Laser could trigger rain and lightning
April 22, 2014
Researchers at the University of Central Florida’s College of Optics & Photonics and the University of Arizona have further developed a new technique to aim a high-energy laser beam into clouds to make it rain or trigger lightning.
The solution: surround the beam with a second beam to act as an energy reservoir, sustaining the central beam to greater distances than previously possible. The secondary “dress” beam refuels and helps prevent the dissipation of the high-intensity primary beam, which on its own would break down quickly.
A report on the project, “Externally refueled optical filaments,” was recently published in Nature Photonics.
Water condensation and lightning activity in clouds are linked to large amounts of static charged particles. Stimulating those particles with the right kind of laser holds the key to possibly one day summoning a shower when and where it is needed.
Lasers can already travel great distances but “when a laser beam becomes intense enough, it behaves differently than usual — it collapses inward on itself,” said Matthew Mills, a graduate student in the Center for Research and Education in Optics and Lasers (CREOL). “The collapse becomes so intense that electrons in the air’s oxygen and nitrogen are ripped off creating plasma — basically a soup of electrons.”
Creating a filament or ‘light string’
At that point, the plasma immediately tries to spread the beam back out, causing a struggle between the spreading and collapsing of an ultra-short laser pulse. This struggle is called filamentation, and creates a filament or “light string” that only propagates for a while until the properties of air make the beam disperse.
“Because a filament creates excited electrons in its wake as it moves, it artificially seeds the conditions necessary for rain and lightning to occur,” Mills said. Other researchers have caused “electrical events” in clouds, but not lightning strikes.
“What would be nice is to have a sneaky way which allows us to produce an arbitrary long ‘filament extension cable.’ It turns out that if you wrap a large, low intensity, doughnut-like ‘dress’ beam around the filament and slowly move it inward, you can provide this arbitrary extension,” Mills said. “Since we have control over the length of a filament with our method, one could seed the conditions needed for a rainstorm from afar. Ultimately, you could artificially control the rain and lightning over a large expanse with such ideas.”
So far, Mills and fellow graduate student Ali Miri have been able to extend the pulse from 10 inches to about 7 feet. And they’re working to extend the filament even farther.

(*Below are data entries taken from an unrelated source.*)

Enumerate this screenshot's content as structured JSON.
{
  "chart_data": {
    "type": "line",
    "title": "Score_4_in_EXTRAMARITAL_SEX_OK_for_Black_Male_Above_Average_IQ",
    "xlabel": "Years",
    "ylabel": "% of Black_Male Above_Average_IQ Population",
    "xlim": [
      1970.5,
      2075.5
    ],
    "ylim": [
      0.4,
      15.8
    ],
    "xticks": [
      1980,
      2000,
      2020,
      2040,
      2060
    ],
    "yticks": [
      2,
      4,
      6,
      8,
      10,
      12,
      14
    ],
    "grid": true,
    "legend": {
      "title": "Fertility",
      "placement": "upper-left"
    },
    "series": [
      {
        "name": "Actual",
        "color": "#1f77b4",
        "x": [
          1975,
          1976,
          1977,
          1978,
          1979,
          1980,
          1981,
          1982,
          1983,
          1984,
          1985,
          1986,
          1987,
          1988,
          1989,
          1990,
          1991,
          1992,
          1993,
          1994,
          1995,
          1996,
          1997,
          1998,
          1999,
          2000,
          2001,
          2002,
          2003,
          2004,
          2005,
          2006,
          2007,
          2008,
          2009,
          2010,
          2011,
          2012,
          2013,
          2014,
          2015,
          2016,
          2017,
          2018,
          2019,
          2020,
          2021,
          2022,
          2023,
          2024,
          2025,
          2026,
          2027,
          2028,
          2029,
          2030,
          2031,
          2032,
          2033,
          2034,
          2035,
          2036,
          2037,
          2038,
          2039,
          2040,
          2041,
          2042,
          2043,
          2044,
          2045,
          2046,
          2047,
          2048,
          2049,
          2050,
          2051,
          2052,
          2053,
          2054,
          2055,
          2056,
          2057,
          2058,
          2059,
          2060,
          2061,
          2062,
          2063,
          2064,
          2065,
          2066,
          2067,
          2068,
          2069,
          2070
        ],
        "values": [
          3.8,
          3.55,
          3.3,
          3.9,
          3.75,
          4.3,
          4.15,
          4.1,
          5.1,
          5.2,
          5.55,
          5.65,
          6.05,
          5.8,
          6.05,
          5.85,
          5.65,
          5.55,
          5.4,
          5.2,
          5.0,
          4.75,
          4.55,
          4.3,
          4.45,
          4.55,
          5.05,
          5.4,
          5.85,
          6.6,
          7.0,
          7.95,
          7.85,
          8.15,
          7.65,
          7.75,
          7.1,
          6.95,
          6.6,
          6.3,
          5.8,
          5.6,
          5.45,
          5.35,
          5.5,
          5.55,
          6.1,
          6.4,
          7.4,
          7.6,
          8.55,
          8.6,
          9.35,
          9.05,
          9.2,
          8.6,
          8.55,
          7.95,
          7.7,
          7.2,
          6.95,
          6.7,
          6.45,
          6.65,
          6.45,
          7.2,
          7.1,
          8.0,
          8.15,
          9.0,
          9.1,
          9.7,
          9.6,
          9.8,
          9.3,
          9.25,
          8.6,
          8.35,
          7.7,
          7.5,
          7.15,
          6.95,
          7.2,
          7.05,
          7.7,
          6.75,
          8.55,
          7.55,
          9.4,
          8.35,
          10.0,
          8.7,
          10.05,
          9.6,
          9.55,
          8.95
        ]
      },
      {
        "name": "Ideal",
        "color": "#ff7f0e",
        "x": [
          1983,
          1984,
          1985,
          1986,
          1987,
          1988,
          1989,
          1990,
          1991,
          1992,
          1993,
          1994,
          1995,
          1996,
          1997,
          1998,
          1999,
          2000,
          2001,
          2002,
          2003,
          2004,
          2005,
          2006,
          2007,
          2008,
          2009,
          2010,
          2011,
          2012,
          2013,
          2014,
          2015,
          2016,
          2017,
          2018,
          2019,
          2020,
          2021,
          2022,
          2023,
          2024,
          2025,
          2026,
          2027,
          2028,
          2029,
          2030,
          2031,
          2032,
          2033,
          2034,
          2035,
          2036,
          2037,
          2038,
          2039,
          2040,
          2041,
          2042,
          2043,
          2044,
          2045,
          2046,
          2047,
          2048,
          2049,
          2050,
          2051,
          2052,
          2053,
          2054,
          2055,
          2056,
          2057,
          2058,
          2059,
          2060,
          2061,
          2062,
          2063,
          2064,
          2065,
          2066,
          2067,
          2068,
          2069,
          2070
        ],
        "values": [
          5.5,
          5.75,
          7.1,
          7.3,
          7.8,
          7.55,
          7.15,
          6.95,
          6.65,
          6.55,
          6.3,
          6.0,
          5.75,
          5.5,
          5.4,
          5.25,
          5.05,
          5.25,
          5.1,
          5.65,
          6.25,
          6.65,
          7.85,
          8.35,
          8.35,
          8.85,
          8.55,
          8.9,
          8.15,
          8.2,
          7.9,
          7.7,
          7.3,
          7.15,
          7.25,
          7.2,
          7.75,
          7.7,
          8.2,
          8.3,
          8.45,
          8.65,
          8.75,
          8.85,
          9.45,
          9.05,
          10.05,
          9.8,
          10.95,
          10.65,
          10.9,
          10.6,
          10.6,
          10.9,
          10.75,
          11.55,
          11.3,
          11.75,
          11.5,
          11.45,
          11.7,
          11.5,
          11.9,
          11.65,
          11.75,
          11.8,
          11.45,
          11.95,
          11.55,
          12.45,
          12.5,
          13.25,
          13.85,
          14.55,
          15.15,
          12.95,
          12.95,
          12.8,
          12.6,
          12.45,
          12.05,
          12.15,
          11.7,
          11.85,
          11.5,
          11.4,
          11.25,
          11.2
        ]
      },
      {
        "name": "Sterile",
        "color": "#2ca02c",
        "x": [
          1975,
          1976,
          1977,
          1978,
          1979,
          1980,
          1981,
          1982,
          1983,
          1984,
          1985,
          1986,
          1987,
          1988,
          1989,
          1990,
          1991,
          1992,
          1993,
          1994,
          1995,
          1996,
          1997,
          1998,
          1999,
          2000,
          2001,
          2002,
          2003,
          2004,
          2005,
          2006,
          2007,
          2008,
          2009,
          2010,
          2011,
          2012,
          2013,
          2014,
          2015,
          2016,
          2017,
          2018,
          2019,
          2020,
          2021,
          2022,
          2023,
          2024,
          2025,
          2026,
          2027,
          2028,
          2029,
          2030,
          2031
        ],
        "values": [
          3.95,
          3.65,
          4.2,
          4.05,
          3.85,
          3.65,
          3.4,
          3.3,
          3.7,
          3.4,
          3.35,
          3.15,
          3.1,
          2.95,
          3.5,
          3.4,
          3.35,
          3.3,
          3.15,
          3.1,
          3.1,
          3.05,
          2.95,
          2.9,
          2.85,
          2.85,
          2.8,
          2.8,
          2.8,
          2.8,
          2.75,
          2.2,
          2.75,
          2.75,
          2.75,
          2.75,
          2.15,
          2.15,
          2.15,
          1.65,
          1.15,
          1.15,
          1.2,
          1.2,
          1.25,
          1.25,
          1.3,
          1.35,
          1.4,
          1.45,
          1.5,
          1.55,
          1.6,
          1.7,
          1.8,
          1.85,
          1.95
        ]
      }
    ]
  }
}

“This work could ultimately lead to ultra-long optically induced filaments or plasma channels that are otherwise impossible to establish under normal conditions,” said professor Demetrios Christodoulides, who is working with the graduate students on the project.
“In principle such dressed filaments could propagate for more than 50 meters or so, thus enabling a number of applications. This family of optical filaments may one day be used to selectively guide microwave signals along very long plasma channels, perhaps for hundreds of meters.”
Other possible uses of this technique could be used in long-distance sensors and spectrometers to identify chemical makeup. Development of the technology was supported by a $7.5 million grant from the Department of Defense.
Abstract of Nature Photonics paper
Plasma channels produced in air through femtosecond laser filamentation hold great promise for a number of applications, including remote sensing, attosecond physics and spectroscopy, channelling microwaves and lightning protection. In such settings, extended filaments are desirable, yet their longitudinal span is limited by dissipative processes. Although various techniques aiming to prolong this process have been explored, the substantial extension of optical filaments remains a challenge. Here, we experimentally demonstrate that the natural range of a plasma column can be enhanced by at least an order of magnitude when the filament is prudently accompanied by an auxiliary beam. In this arrangement, the secondary low-intensity ‘dressing’ beam propagates linearly and acts as a distributed energy reservoir, continuously refuelling the optical filament. Our approach offers an efficient and viable route towards the generation of extended light strings in air without inducing premature wave collapse or an undesirable beam break-up into multiple filaments.